What level of contact do people have with others? I'm going to try and estimate the number of person-hours of contact you generate in a week. Remember, this is before the pandemic.

  • Work, you might have 40 hours a week in an office or building with 25 people, giving 1,000 contact-hours
  • Commute, You might have 10 hours (1 hour per journey), but cross the paths of 100 people, giving another 1,000 contact-hours
  • Play, a restaurant or bar might be 100 people or so for a couple of hours, but you have to get there and back, and might do it several times a week. And I'm ignoring massive events like theatre, gigs, festivals, sports. So that could be another 1,000 contact-hours

That gives 3,000 contact-hours per week, pretty much evenly spread across the 3 categories. And we want to reduce that by a factor of 10 to 300.

Even if you avoid public transport (which has other negative implications for the next major disaster of climate change heading our way) you don't get anywhere near. Carry on as before and drive to work and you only get from 3,000 to 2,000, nowhere near the 300 desired.

As far as I can see, the only way to even get close is to not go in to the workplace, which cuts out the commute part as well. And, in addition, cut down the play component and take all the face-covering and social-distancing precautions when you do.

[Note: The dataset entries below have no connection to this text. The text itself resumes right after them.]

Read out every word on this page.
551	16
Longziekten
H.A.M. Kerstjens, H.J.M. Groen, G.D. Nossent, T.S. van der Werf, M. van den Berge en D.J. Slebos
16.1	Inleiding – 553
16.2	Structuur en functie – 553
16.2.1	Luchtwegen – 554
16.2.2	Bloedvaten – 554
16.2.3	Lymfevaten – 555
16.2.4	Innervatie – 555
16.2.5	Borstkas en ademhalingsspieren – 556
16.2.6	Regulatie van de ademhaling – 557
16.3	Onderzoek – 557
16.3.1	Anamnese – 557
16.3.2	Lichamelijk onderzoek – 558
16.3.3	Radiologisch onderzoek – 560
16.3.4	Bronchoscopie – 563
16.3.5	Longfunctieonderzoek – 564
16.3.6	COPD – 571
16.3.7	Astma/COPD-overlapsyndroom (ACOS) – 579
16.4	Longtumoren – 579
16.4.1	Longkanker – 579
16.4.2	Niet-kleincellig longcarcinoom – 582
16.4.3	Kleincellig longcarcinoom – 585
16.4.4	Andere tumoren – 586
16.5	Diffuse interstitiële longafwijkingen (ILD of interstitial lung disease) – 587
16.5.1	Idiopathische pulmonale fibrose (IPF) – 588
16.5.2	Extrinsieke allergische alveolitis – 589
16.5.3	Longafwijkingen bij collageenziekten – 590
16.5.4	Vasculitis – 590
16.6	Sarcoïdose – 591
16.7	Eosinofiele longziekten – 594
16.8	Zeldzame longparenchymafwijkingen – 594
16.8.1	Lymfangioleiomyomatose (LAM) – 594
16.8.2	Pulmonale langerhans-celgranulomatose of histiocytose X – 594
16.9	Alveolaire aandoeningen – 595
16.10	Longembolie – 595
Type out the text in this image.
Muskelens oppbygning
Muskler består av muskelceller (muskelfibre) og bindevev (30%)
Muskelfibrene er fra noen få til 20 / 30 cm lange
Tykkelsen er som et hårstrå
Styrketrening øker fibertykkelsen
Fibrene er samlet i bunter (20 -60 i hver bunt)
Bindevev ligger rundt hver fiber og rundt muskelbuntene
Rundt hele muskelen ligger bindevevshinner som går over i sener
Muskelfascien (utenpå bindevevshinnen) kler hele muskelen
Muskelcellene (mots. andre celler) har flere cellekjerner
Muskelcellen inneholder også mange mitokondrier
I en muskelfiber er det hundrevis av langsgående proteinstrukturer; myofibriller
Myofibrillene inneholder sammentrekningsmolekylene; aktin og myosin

I see no possible scenario in which widespread full-time return to the office can possibly be entertained as being safe.

Even if we use the idea of only some people going to the office 1 day a week, you're still using up a very significant portion of your contact budget.

Of course, there are those who do need to go to a workplace. There are those who do need to commute. That's even more reason why those who can work from home should do so, to give a bigger allowance to those who really need it.

You can, very roughly, estimate your own exposure. For example, I went out to Ely and had a guided walk with a group of a dozen people or so around the town today. Socially-distanced, including the travel and an outdoor lunch, that was something near 50 contact-hours.